Cephanenin kapısı tekrar bir gıcırtıyla açıldığında gülmemek için kendimi zor tutuyordum. YunHo ise rahat takılıyor, 32 diş gülümsüyordu.
"MinGi geliyor. WooYoung bu sefer onun üzerine atlayacak kesin.."
Kafamla onayladım onu.

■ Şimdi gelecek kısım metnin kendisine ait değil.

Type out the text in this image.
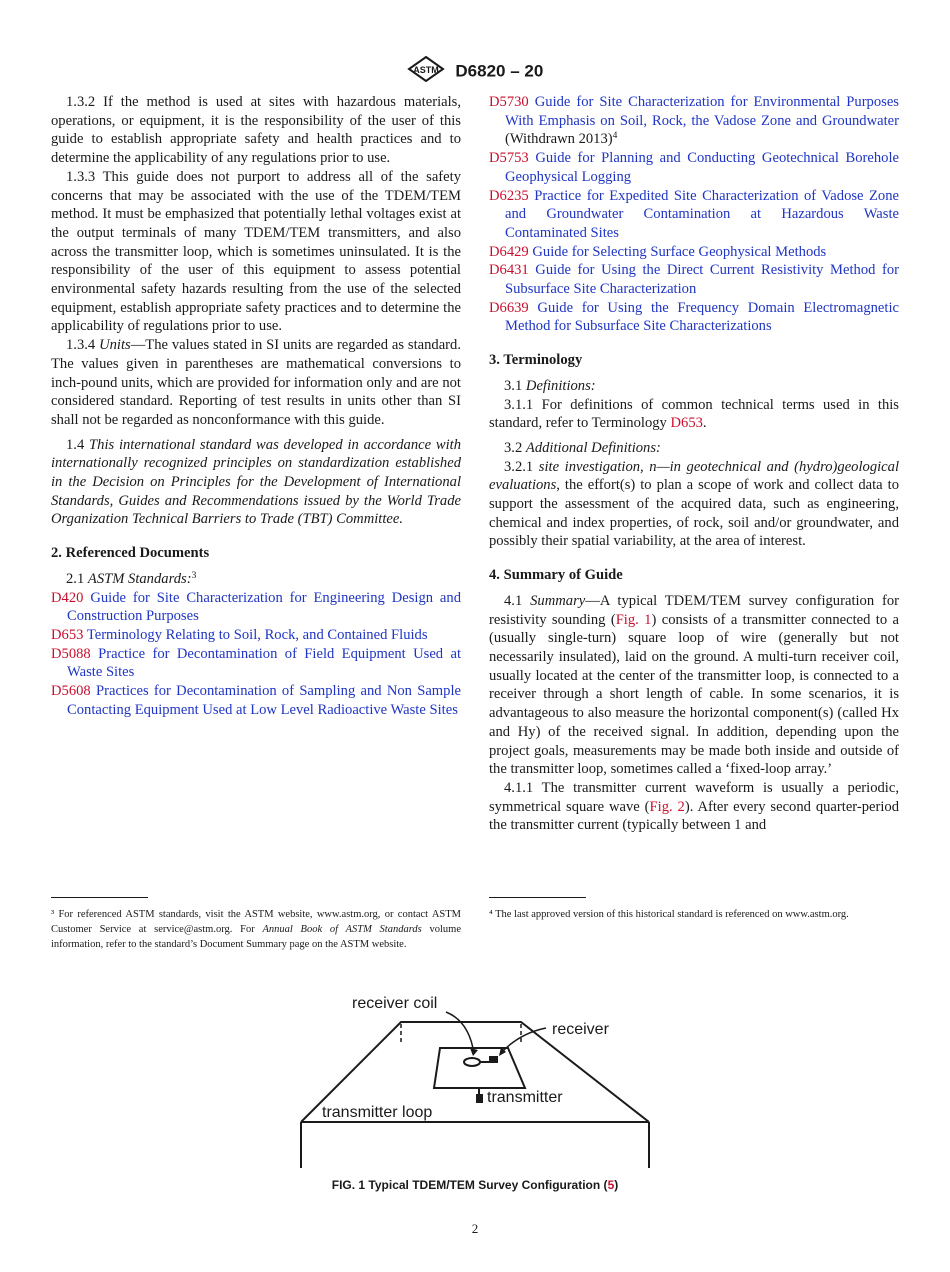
ASTM D6820 – 20

1.3.2 If the method is used at sites with hazardous materials, operations, or equipment, it is the responsibility of the user of this guide to establish appropriate safety and health practices and to determine the applicability of any regulations prior to use.

1.3.3 This guide does not purport to address all of the safety concerns that may be associated with the use of the TDEM/TEM method. It must be emphasized that potentially lethal voltages exist at the output terminals of many TDEM/TEM transmitters, and also across the transmitter loop, which is sometimes uninsulated. It is the responsibility of the user of this equipment to assess potential environmental safety hazards resulting from the use of the selected equipment, establish appropriate safety practices and to determine the applicability of regulations prior to use.

1.3.4 Units—The values stated in SI units are regarded as standard. The values given in parentheses are mathematical conversions to inch-pound units, which are provided for information only and are not considered standard. Reporting of test results in units other than SI shall not be regarded as nonconformance with this guide.

1.4 This international standard was developed in accordance with internationally recognized principles on standardization established in the Decision on Principles for the Development of International Standards, Guides and Recommendations issued by the World Trade Organization Technical Barriers to Trade (TBT) Committee.

2. Referenced Documents

2.1 ASTM Standards:$^3$

D420 Guide for Site Characterization for Engineering Design and Construction Purposes

D653 Terminology Relating to Soil, Rock, and Contained Fluids

D5088 Practice for Decontamination of Field Equipment Used at Waste Sites

D5608 Practices for Decontamination of Sampling and Non Sample Contacting Equipment Used at Low Level Radioactive Waste Sites

D5730 Guide for Site Characterization for Environmental Purposes With Emphasis on Soil, Rock, the Vadose Zone and Groundwater (Withdrawn 2013)$^4$

D5753 Guide for Planning and Conducting Geotechnical Borehole Geophysical Logging

D6235 Practice for Expedited Site Characterization of Vadose Zone and Groundwater Contamination at Hazardous Waste Contaminated Sites

D6429 Guide for Selecting Surface Geophysical Methods

D6431 Guide for Using the Direct Current Resistivity Method for Subsurface Site Characterization

D6639 Guide for Using the Frequency Domain Electromagnetic Method for Subsurface Site Characterizations

3. Terminology

3.1 Definitions:

3.1.1 For definitions of common technical terms used in this standard, refer to Terminology D653.

3.2 Additional Definitions:

3.2.1 site investigation, n—in geotechnical and (hydro)geological evaluations, the effort(s) to plan a scope of work and collect data to support the assessment of the acquired data, such as engineering, chemical and index properties, of rock, soil and/or groundwater, and possibly their spatial variability, at the area of interest.

4. Summary of Guide

4.1 Summary—A typical TDEM/TEM survey configuration for resistivity sounding (Fig. 1) consists of a transmitter connected to a (usually single-turn) square loop of wire (generally but not necessarily insulated), laid on the ground. A multi-turn receiver coil, usually located at the center of the transmitter loop, is connected to a receiver through a short length of cable. In some scenarios, it is advantageous to also measure the horizontal component(s) (called Hx and Hy) of the received signal. In addition, depending upon the project goals, measurements may be made both inside and outside of the transmitter loop, sometimes called a ‘fixed-loop array.’

4.1.1 The transmitter current waveform is usually a periodic, symmetrical square wave (Fig. 2). After every second quarter-period the transmitter current (typically between 1 and

³ For referenced ASTM standards, visit the ASTM website, www.astm.org, or contact ASTM Customer Service at service@astm.org. For Annual Book of ASTM Standards volume information, refer to the standard’s Document Summary page on the ASTM website.
⁴ The last approved version of this historical standard is referenced on www.astm.org.
receiver coil
receiver
transmitter
transmitter loop
FIG. 1 Typical TDEM/TEM Survey Configuration (5)
2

Sabahtan beri paspas yapıyordu ve öğlen olmasına rağmen bitirememişti hâlâ.
MinGi sağ olsun!
Cephane kapısı gıcırtılı bir sesle aralandı. YunHo olayları HD görüyordu zaten ama WooYoung'un gelen kişiyi görmesi için başını tahta zeminden kaldırması gerekiyordu.
Ben ise bana spor spikerliği yapan YunHo ile yetiniyordum çünkü benim bulunduğum yerden cephane kapısı değil kalın yelken direği görünüyordu.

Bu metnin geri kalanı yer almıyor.